É apenas em Ghosteen, 17º registro de estúdio de Nick Cave and the Bad Seeds, que o artista vem refletir sobre a morte do filho - e de uma maneira surpreendente: embora o trabalho trate de temas como morte, perda, luto e existencialismo, também há nas letras um bocado de empatia, fé, e, por que não?, otimismo. Cave compôs as canções em sua casa, em Brighton, Inglaterra, e diz ter encontrado uma maneira de "escrever além do trauma. Tratar de todos os tipos de assunto, mas sem voltar as costas ao tema da morte do meu filho. Tentei ir além do pessoal e chegar a um estado de contemplação: fazendo isso, as cores voltaram às coisas com uma nova intensidade, e o mundo pareceu novo, claro e brilhante."

Um exemplo é a música The Mustard Seed, inspirada em um conto budista sobre uma mãe, Kisa Gotami, que acaba de perder seu bebê. Conforme recomendado pelo Buddha, ela, supostamente para salvar a criança, precisa recolher sementes de mostarda em casas onde ninguém nunca tenha morrido - claro, Kisa não consegue reunir as sementes, uma vez que não encontra uma família que já não tenha sido abalada por um período de luto. Assim sendo, Kisa enterra seu bebê; e volta a administrar sua casa, agora mais um lar onde a morte já deixou sua marca. A mensagem é clara: Cave sabe que não está sozinho em sua tristeza; e diz ao ouvinte que ele também não estará, quando sua hora de passar pela perda e pelo luto chegar.

Foto: Divulgação

O anúncio de Ghosteen foi feito no dia 23 de setembro de 2018, de forma discreta, pelo próprio Nick Cave, em resposta à pergunta de um fã no site The Red Hand Files, por meio do qual o artista vem se comunicando com seu público desde o segundo semestre do ano passado - uma espécie de sequência virtual dos eventos limitados Conversations with Nick Cave, durante os quais o cantor e compositor respondia perguntas dos fãs. No mesmo mês, a Bad Seeds ainda precisou lidar com a perda do integrante Conway Savage, que fazia parte da banda desde 1990, e morreu de um tumor no cérebro. Algumas semanas depois da morte de Savage, o grupo lançou Distant Sky: Live in Copenhagen, em áudio e vídeo.
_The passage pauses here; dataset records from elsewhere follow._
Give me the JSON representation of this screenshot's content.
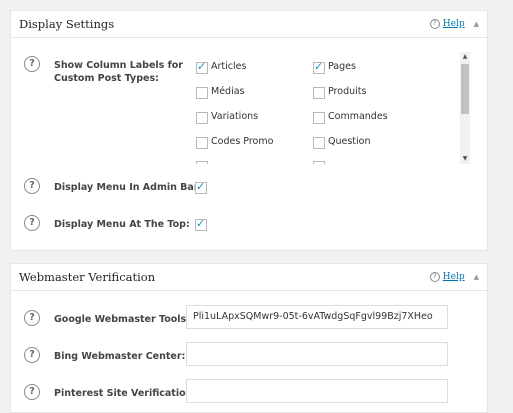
{
  "display_settings": {
    "title": "Display Settings",
    "help_label": "Help",
    "show_column_labels": {
      "label": "Show Column Labels for Custom Post Types:",
      "options": [
        {
          "label": "Articles",
          "checked": true
        },
        {
          "label": "Pages",
          "checked": true
        },
        {
          "label": "Médias",
          "checked": false
        },
        {
          "label": "Produits",
          "checked": false
        },
        {
          "label": "Variations",
          "checked": false
        },
        {
          "label": "Commandes",
          "checked": false
        },
        {
          "label": "Codes Promo",
          "checked": false
        },
        {
          "label": "Question",
          "checked": false
        }
      ]
    },
    "menu_admin_bar": {
      "label": "Display Menu In Admin Bar:",
      "checked": true
    },
    "menu_top": {
      "label": "Display Menu At The Top:",
      "checked": true
    }
  },
  "webmaster_verification": {
    "title": "Webmaster Verification",
    "help_label": "Help",
    "google": {
      "label": "Google Webmaster Tools:",
      "value": "Pli1uLApxSQMwr9-05t-6vATwdgSqFgvl99Bzj7XHeo"
    },
    "bing": {
      "label": "Bing Webmaster Center:",
      "value": ""
    },
    "pinterest": {
      "label": "Pinterest Site Verification:",
      "value": ""
    }
  },
  "icons": {
    "help": "question-circle-icon",
    "collapse": "triangle-up-icon",
    "check": "check-icon"
  },
  "colors": {
    "link": "#0073aa",
    "checkmark": "#1e8cbe",
    "background": "#f1f1f1"
  }
}
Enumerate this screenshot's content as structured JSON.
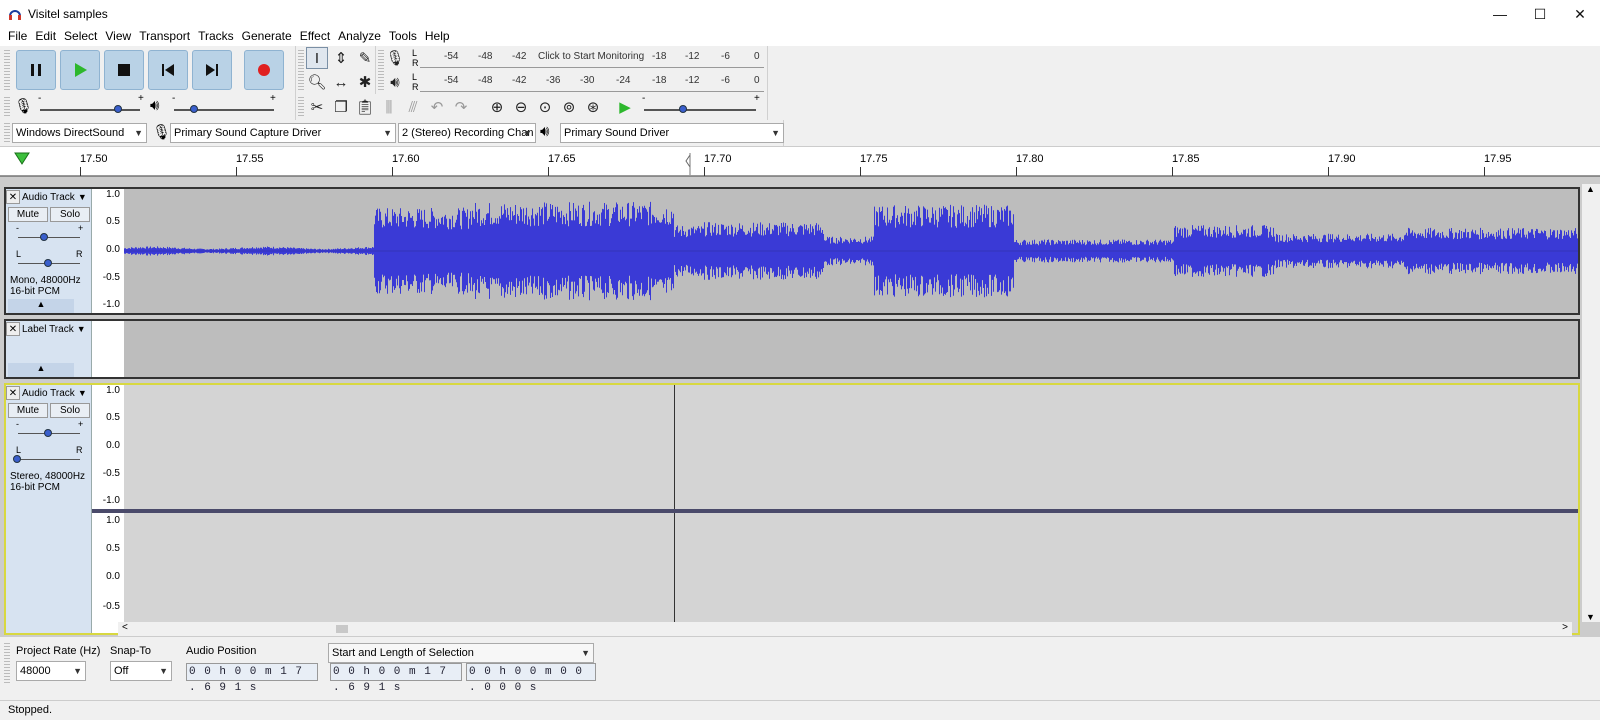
{
  "window": {
    "title": "Visitel samples",
    "minimize": "—",
    "maximize": "☐",
    "close": "✕"
  },
  "menu": [
    "File",
    "Edit",
    "Select",
    "View",
    "Transport",
    "Tracks",
    "Generate",
    "Effect",
    "Analyze",
    "Tools",
    "Help"
  ],
  "meters": {
    "record_scale": [
      "-54",
      "-48",
      "-42",
      "-18",
      "-12",
      "-6",
      "0"
    ],
    "record_prompt": "Click to Start Monitoring",
    "play_scale": [
      "-54",
      "-48",
      "-42",
      "-36",
      "-30",
      "-24",
      "-18",
      "-12",
      "-6",
      "0"
    ],
    "L": "L",
    "R": "R"
  },
  "sliders": {
    "minus": "-",
    "plus": "+",
    "record_volume": 0.78,
    "playback_volume": 0.2,
    "play_at_speed": 0.35
  },
  "devices": {
    "host": "Windows DirectSound",
    "recording_device": "Primary Sound Capture Driver",
    "recording_channels": "2 (Stereo) Recording Chan",
    "playback_device": "Primary Sound Driver"
  },
  "timeline": {
    "ticks": [
      "17.50",
      "17.55",
      "17.60",
      "17.65",
      "17.70",
      "17.75",
      "17.80",
      "17.85",
      "17.90",
      "17.95"
    ]
  },
  "tracks": [
    {
      "name": "Audio Track",
      "mute": "Mute",
      "solo": "Solo",
      "info1": "Mono, 48000Hz",
      "info2": "16-bit PCM",
      "ruler": [
        "1.0",
        "0.5",
        "0.0",
        "-0.5",
        "-1.0"
      ],
      "gain_minus": "-",
      "gain_plus": "+",
      "pan_left": "L",
      "pan_right": "R"
    },
    {
      "name": "Label Track"
    },
    {
      "name": "Audio Track",
      "mute": "Mute",
      "solo": "Solo",
      "info1": "Stereo, 48000Hz",
      "info2": "16-bit PCM",
      "ruler_top": [
        "1.0",
        "0.5",
        "0.0",
        "-0.5",
        "-1.0"
      ],
      "ruler_bottom": [
        "1.0",
        "0.5",
        "0.0",
        "-0.5"
      ],
      "gain_minus": "-",
      "gain_plus": "+",
      "pan_left": "L",
      "pan_right": "R"
    }
  ],
  "selection_bar": {
    "project_rate_label": "Project Rate (Hz)",
    "project_rate": "48000",
    "snap_label": "Snap-To",
    "snap_value": "Off",
    "audio_position_label": "Audio Position",
    "audio_position": "0 0 h 0 0 m 1 7 . 6 9 1 s",
    "selection_mode": "Start and Length of Selection",
    "selection_start": "0 0 h 0 0 m 1 7 . 6 9 1 s",
    "selection_length": "0 0 h 0 0 m 0 0 . 0 0 0 s"
  },
  "status": "Stopped.",
  "colors": {
    "accent": "#3a3ad6",
    "wave": "#3a3ad6",
    "record": "#e02020",
    "play": "#2db82d"
  }
}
Ghosteen é o primeiro álbum duplo de Nick Cave and the Bad Seeds desde Abattoir Blues/The Lyre of Orpheus (2004); e a parte final de uma trilogia que, além de Skeleton Tree, inclui Push the Sky Away (2013). O primeiro disco traz oito músicas, descritas por Cave como "as crianças"; e o segundo traz duas faixas mais longas, e uma falada, que o artista define como "os pais delas". O trabalho foi gravado entre o final de 2018 e o início de 2019 em diversos estúdios dos Estados Unidos, Inglaterra e Alemanha. O título é uma combinação das palavras "ghost", "fantasma"; e do sufixo "een", que indica algo pequeno - a inspiração para o nome foi um livro em que o autor acredita que seu filho foi possuído por um espírito. A capa é ilustrada por The Breath of Life, pintura de 2001 assinada pelo artista Tom duBois.